Listing Available Datasets
To get started, let's first see what datasets are available:
from fairml_datasets import Datasets
# Load all available datasets
datasets = Datasets()
# Print the available dataset IDs
print(f"Number of datasets: {len(datasets)}")
print("Available datasets:")
for dataset in datasets:
print(f"- {dataset.dataset_id}")
Loading a Dataset
Once you've identified a dataset you want to work with, you can load it using either method:
from fairml_datasets import Dataset, Datasets
# Method 1: Access directly using Dataset.from_id
dataset = Dataset.from_id("folktables_acsincome_small")
# Method 2: Access through the Datasets collection
datasets = Datasets()
dataset = datasets["folktables_acsincome_small"]
# Load the dataset
df = dataset.load()
# Print basic information
print(f"Dataset shape: {df.shape}")
print(f"Column names: {df.columns.tolist()}")
print(f"Sensitive columns: {dataset.sensitive_columns}")
print(f"Target column: {dataset.get_target_column()}")
Processing Pipeline
The Python Package supports and implements the different steps of the data preprocessing pipeline outlined above.

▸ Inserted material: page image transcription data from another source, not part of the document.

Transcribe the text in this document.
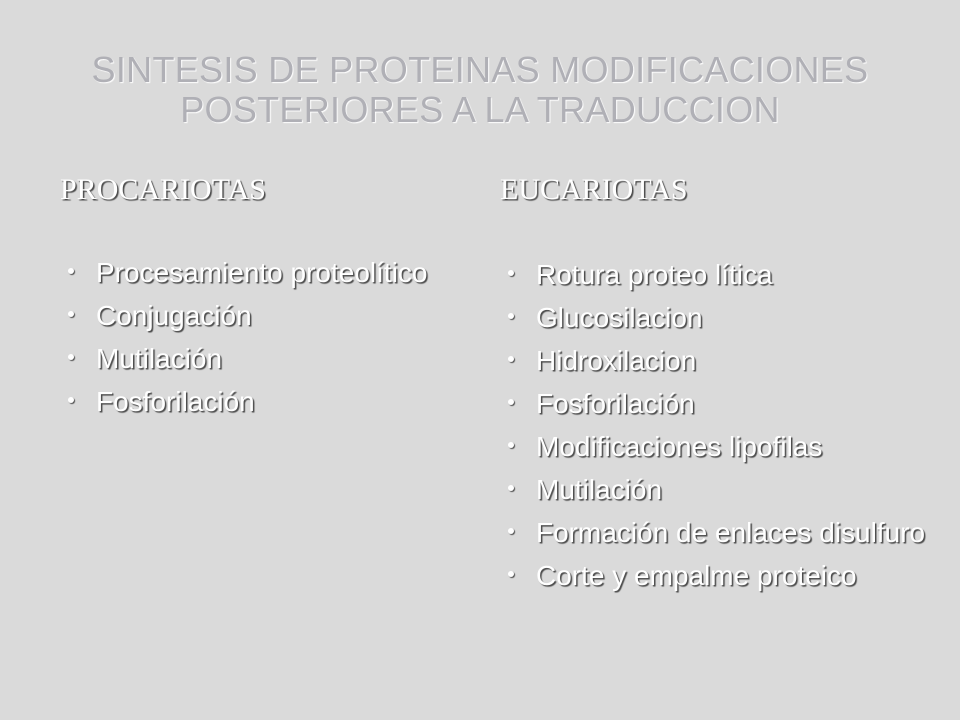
SINTESIS DE PROTEINAS MODIFICACIONES
POSTERIORES A LA TRADUCCION
PROCARIOTAS
Procesamiento proteolítico
Conjugación
Mutilación
Fosforilación
EUCARIOTAS
Rotura proteo lítica
Glucosilacion
Hidroxilacion
Fosforilación
Modificaciones lipofilas
Mutilación
Formación de enlaces disulfuro
Corte y empalme proteico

You can access data after each processing step.
from fairml_datasets import Dataset
dataset = Dataset.from_id("folktables_acsincome_small")
# Method 1: Directly load data at a certain stage
df_prep = dataset.load(stage="prepared")
df_transformed = dataset.load(stage="transformed")

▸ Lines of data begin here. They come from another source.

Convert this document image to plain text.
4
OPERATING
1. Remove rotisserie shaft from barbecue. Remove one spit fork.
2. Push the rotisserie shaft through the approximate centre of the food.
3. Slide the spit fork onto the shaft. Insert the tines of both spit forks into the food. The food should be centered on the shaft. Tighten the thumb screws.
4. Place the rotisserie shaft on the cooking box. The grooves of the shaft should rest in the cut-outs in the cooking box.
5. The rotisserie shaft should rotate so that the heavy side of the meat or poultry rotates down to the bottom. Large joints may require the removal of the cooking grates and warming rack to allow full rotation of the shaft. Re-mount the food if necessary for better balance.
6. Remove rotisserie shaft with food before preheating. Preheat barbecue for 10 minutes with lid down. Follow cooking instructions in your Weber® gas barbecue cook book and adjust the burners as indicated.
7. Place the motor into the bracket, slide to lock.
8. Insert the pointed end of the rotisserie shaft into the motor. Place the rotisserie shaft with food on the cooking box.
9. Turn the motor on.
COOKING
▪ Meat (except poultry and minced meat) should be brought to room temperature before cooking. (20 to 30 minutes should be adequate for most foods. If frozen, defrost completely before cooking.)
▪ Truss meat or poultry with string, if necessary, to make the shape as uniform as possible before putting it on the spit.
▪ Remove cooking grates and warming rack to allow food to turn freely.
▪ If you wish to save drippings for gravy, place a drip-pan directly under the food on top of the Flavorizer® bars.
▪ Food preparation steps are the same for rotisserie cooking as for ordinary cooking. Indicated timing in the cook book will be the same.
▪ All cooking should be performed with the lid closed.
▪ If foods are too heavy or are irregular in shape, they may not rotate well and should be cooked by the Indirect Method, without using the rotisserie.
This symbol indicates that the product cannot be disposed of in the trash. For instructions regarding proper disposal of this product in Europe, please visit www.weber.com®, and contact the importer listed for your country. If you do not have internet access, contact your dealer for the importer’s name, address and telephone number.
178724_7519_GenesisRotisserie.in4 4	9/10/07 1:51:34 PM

df_binarized = dataset.load(stage="binarized")
# Method 2: Apply processing steps one by one
# This grants more flexibility to modify behaviour
df_prep = dataset.load() # default stage = "prepared"
df_transformed, info = dataset.transform(df_prep)
df_train, df_test, df_val = dataset.train_test_val_split(df_transformed)
Scenarios
Scenarios behave just like Datasets, but can differ in their selection of sensitive / protected attributes.
You can create your own Scenarios by specifying a Dataset and sensitive attributes.
from fairml_datasets import Scenario
scenario = Scenario(
dataset="folktables_acsincome_small",
sensitive_columns=["RAC1P"]
)
df = scenario.load()
Collections
Collections contain a prespecified selection of Scenarios that maximizes their variability (see the paper for more information).
You can easily iterate over collections in a Python loop
from fairml_datasets.collections import DecorrelatedSmall
for scenario in DecorrelatedSmall():
df = scenario.load()
A list of collections is available in the API reference and collections are described in detail in the paper.